Both organic growth and the acquisition of sites enabled the two incumbents to attain their dominant positions. International grocery retailers have attempted to enter the local market, but have failed to gain sufficient sites to make operations viable. Allegations have surfaced that landlords affiliated with the two main players were reluctant to lease premises and that all available sites were already occupied. Hong Kong’s urban area is extremely densely packed and large retail sites are very rare. Carrefour, the French grocery giant, opened and then withdrew from the local market in the 1990’s citing these constraints. Later it alleged that the incumbents were unhappy that Carrefour might sell at discounted prices.

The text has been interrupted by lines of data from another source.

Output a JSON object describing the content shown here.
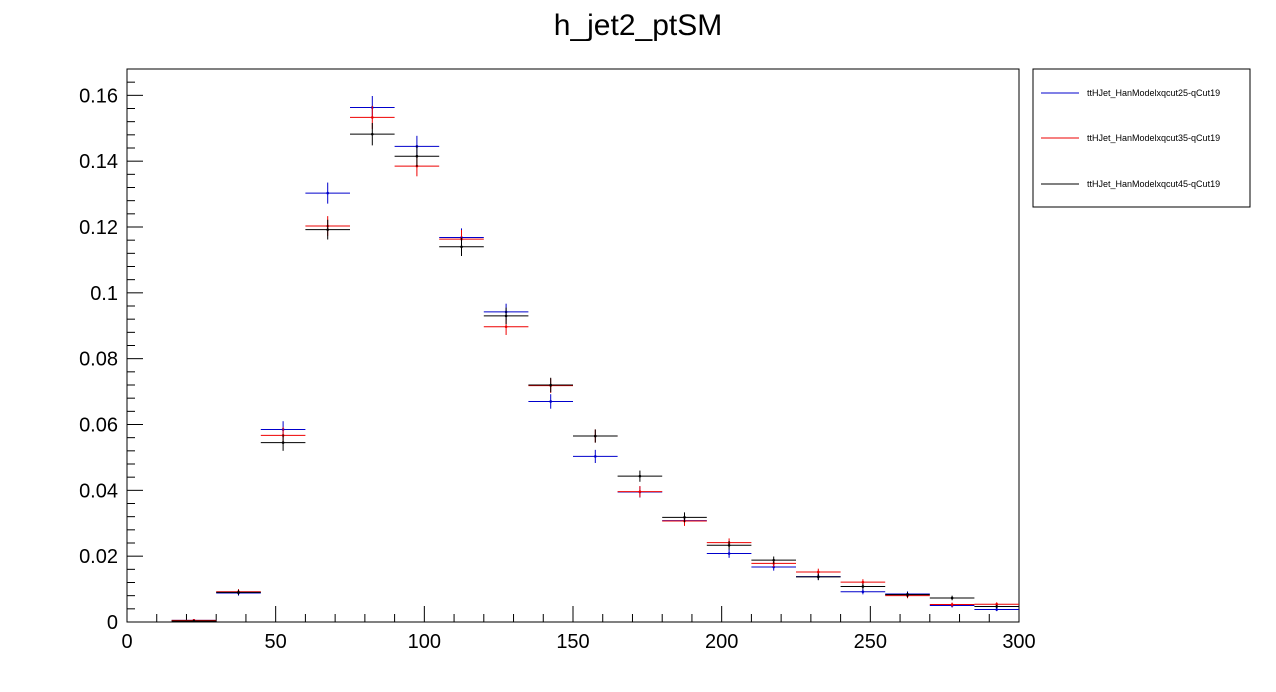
{
  "chart_data": {
    "type": "scatter",
    "title": "h_jet2_ptSM",
    "xlabel": "",
    "ylabel": "",
    "xlim": [
      0,
      300
    ],
    "ylim": [
      0,
      0.168
    ],
    "x_ticks": [
      0,
      50,
      100,
      150,
      200,
      250,
      300
    ],
    "x_tick_labels": [
      "0",
      "50",
      "100",
      "150",
      "200",
      "250",
      "300"
    ],
    "y_ticks": [
      0,
      0.02,
      0.04,
      0.06,
      0.08,
      0.1,
      0.12,
      0.14,
      0.16
    ],
    "y_tick_labels": [
      "0",
      "0.02",
      "0.04",
      "0.06",
      "0.08",
      "0.1",
      "0.12",
      "0.14",
      "0.16"
    ],
    "grid": false,
    "legend_position": "right-outside-top",
    "bin_width": 15,
    "x": [
      22.5,
      37.5,
      52.5,
      67.5,
      82.5,
      97.5,
      112.5,
      127.5,
      142.5,
      157.5,
      172.5,
      187.5,
      202.5,
      217.5,
      232.5,
      247.5,
      262.5,
      277.5,
      292.5
    ],
    "series": [
      {
        "name": "ttHJet_HanModelxqcut25-qCut19",
        "color": "#0000cc",
        "values": [
          0.0005,
          0.0088,
          0.0585,
          0.1303,
          0.1563,
          0.1445,
          0.1168,
          0.0942,
          0.067,
          0.0503,
          0.0395,
          0.0308,
          0.0208,
          0.0167,
          0.0138,
          0.0092,
          0.0085,
          0.005,
          0.0038
        ],
        "errors": [
          0.0003,
          0.0008,
          0.0025,
          0.0032,
          0.0035,
          0.0032,
          0.0028,
          0.0025,
          0.0022,
          0.002,
          0.0017,
          0.0015,
          0.0013,
          0.0011,
          0.001,
          0.0008,
          0.0008,
          0.0006,
          0.0005
        ]
      },
      {
        "name": "ttHJet_HanModelxqcut35-qCut19",
        "color": "#ee0000",
        "values": [
          0.0005,
          0.0092,
          0.0567,
          0.1203,
          0.1533,
          0.1385,
          0.1163,
          0.0897,
          0.0718,
          0.0565,
          0.0396,
          0.0307,
          0.0241,
          0.0178,
          0.0152,
          0.0121,
          0.008,
          0.0053,
          0.0054
        ],
        "errors": [
          0.0003,
          0.0008,
          0.0025,
          0.003,
          0.0035,
          0.0031,
          0.0028,
          0.0025,
          0.0022,
          0.002,
          0.0017,
          0.0015,
          0.0013,
          0.0011,
          0.001,
          0.0009,
          0.0008,
          0.0006,
          0.0006
        ]
      },
      {
        "name": "ttHJet_HanModelxqcut45-qCut19",
        "color": "#000000",
        "values": [
          0.0003,
          0.009,
          0.0545,
          0.1192,
          0.1482,
          0.1415,
          0.114,
          0.093,
          0.072,
          0.0565,
          0.0443,
          0.0318,
          0.0233,
          0.0188,
          0.0137,
          0.0108,
          0.0083,
          0.0073,
          0.0047
        ],
        "errors": [
          0.0003,
          0.0008,
          0.0025,
          0.003,
          0.0034,
          0.0032,
          0.0028,
          0.0025,
          0.0022,
          0.002,
          0.0017,
          0.0015,
          0.0013,
          0.0011,
          0.001,
          0.0009,
          0.0008,
          0.0007,
          0.0005
        ]
      }
    ]
  }
}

Allegedly, suppliers, either voluntarily or at the behest of the incumbents, applied commercial pressure by threatening to deny supplies of merchandise unless retail price maintenance was adopted to ensure that price competition was suppressed.

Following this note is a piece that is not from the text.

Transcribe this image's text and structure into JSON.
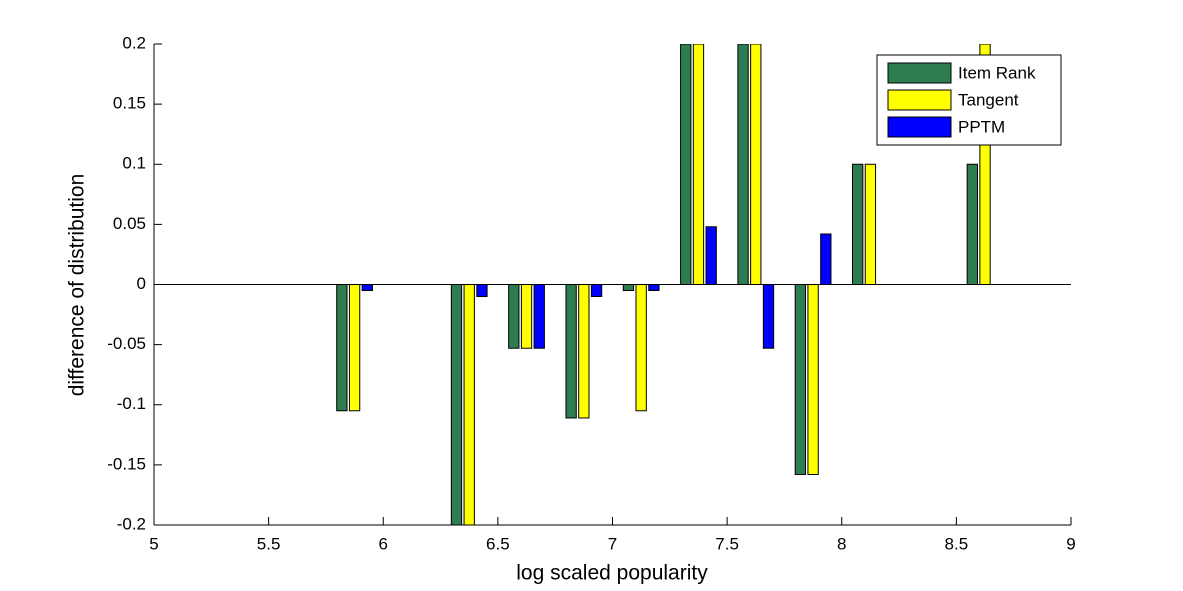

Another example of alleged abuse of dominance occurred when a new market entrant, Ad Mart, sought to adopt a no-store Internet and telephone ordering service with free home delivery. This new entrant was allegedly forced out of business by the actions of the two incumbents. Selective price-cutting and pres- sure on suppliers not to deal with Ad Mart forced the closure of the newcomer within nine months. Such practices are lawful, however, and no investigation of the allegations was undertaken.

There are about 20 pages in the article and it covers many other domestic sectors of HK's economy that are horribly non-competitive. For the extended version, see Alice Poon's excellent 150 page Land and the Ruling Class in Hong Kong.